10 June 2019 at 1:29 am

Article image for Time for a refresh!

​The current design of this blog had not changed much since 2011, so it was about time for a refresh. The new design is minimalistic, but makes better use of the screen size of modern machines. It also works really well for mobile and I’ve switched to DigitalOcean as my provider.

​The 2011 redesign updated from an standard template that came with Movable Type (MT). MT was the big blogging platform back when I started blogging on this domain in 2005, but it was soon surpassed by Wordpress who still reigns the blogging throne today. I’m not using Wordpress though. That would just be too easy? As with the second redesign, I’m using ExpressionEngine - a CMS based on the LAMP stack that is incredibly flexible. The fact that it’s not as big as Wordpress helps in many ways, making maintenance much easier.

Transistion

My old ISP, EngineHosting, got bought out (or had a focus-shift) some years ago. In August they’ll turn off the server, so I had to find an alternative. Over the years I’ve become much less afraid of the command-line, so now I’m running this off a Droplet on DigitalOcean. I’ve used them for hosting all sorts of projects the last few years and they’ve been very solid. I typically make a $5 staging server with them that I them that I then transition to something more powerful when the development phase of the project is done. Running off a stripped down Ubuntu that I have full access to, feels a lot safer than my old ISP.

I initially wanted to just pull the files off the old server along with the database onto the new server, but that became too complicated. It was simply too many PHP versions since my old server was updated, so I couldn’t just Click my way through the upgrade wizard. Oh well. I had hacked the old template to be Responsive, but I wanted something looking a little less dated. I found a nice template from ThemeForest and used that as a base. The end result feels clean - almost too clean? It’s so clean it’s kinda boring actually, but it’s still better than the old design. It’s a little annoying that the template I opted for makes use of jQuery (shouldn’t really be required), but it does the job.

Nice, new features

The main page uses Masonry.js to solve CSS placement. I really like this Pinterest-style of displaying content and the template came with a “Load more” button. Better make that work, right? Turns out that’s there’s no standard way to do that, but a simple XMLHttpRequest does the trick. Re-triggering Masonry was tricky though.Took me maybe 2 hours to find a good explanation here. The reason it took time was that I didn’t know the right words to search for, so I randomly stumbled upon the answer when looking up an error message I got. It’s in the Masonry FAQ also, but I didn’t get to that from searching. The end result looks quite smooth on most platforms (Safari on OSX renders stuff a little odd).

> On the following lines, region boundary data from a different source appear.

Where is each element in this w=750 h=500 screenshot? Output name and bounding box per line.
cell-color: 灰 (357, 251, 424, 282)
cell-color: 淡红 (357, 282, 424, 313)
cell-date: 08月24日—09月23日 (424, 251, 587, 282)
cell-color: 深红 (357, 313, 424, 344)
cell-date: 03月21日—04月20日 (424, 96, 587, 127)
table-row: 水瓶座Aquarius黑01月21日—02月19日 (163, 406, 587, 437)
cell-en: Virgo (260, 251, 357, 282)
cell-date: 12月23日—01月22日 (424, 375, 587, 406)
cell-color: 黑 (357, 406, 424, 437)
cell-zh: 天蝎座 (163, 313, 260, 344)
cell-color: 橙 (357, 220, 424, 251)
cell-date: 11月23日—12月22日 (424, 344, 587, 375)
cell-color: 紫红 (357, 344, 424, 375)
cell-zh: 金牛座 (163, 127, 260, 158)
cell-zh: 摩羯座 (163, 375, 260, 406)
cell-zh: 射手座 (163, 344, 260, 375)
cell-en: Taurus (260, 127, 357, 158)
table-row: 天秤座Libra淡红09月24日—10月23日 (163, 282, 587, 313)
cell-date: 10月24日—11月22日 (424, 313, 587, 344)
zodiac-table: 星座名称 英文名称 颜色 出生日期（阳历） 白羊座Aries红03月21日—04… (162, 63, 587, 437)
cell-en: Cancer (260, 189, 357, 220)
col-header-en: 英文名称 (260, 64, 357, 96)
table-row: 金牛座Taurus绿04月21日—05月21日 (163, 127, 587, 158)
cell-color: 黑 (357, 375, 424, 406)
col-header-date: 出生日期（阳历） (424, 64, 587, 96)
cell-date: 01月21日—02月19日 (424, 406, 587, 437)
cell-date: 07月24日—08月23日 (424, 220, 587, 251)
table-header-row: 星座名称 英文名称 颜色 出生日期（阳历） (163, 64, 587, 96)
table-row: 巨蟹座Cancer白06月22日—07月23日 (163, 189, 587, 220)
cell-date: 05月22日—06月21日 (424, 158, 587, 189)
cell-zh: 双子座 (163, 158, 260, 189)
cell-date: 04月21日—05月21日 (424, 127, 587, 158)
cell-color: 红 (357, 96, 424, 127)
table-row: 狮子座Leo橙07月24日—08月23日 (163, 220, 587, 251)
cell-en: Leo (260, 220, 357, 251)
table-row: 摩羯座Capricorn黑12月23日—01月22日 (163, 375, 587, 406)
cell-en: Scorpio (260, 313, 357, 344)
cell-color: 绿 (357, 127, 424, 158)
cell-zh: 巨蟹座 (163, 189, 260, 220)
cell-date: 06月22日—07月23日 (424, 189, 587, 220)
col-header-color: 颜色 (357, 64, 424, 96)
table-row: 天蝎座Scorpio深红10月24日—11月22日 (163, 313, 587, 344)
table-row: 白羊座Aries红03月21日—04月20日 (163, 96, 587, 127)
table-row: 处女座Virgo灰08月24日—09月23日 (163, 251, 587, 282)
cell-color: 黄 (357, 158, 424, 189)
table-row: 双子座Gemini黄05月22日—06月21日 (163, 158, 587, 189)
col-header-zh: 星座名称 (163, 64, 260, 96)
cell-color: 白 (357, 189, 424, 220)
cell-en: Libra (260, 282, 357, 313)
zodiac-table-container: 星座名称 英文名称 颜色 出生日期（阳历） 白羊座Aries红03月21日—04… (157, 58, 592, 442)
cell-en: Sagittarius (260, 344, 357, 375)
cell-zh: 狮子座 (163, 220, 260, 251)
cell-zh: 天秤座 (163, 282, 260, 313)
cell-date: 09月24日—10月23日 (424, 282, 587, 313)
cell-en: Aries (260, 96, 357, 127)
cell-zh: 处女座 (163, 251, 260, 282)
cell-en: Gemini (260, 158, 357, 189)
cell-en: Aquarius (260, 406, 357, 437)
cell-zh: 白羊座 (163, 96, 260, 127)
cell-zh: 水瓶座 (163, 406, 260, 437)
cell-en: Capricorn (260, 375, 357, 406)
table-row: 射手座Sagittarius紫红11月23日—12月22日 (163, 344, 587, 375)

The template has some other nice scripts like video embedding based on Plyr, a pretty well featured solution that embeds and plays back video from Youtube and Vimeo, but also lets you do custom players for HTML5/JS. If I add a video link to an article, I can now set that to replace the Article image very smoothly as in this example.

The entire move, including restoring of all posts (300+) from 2005 until today and redesign took about 2 days, so not shabby overall. I’ve also made sure that all content is on the same URLs as it was before, so Google should stay happy.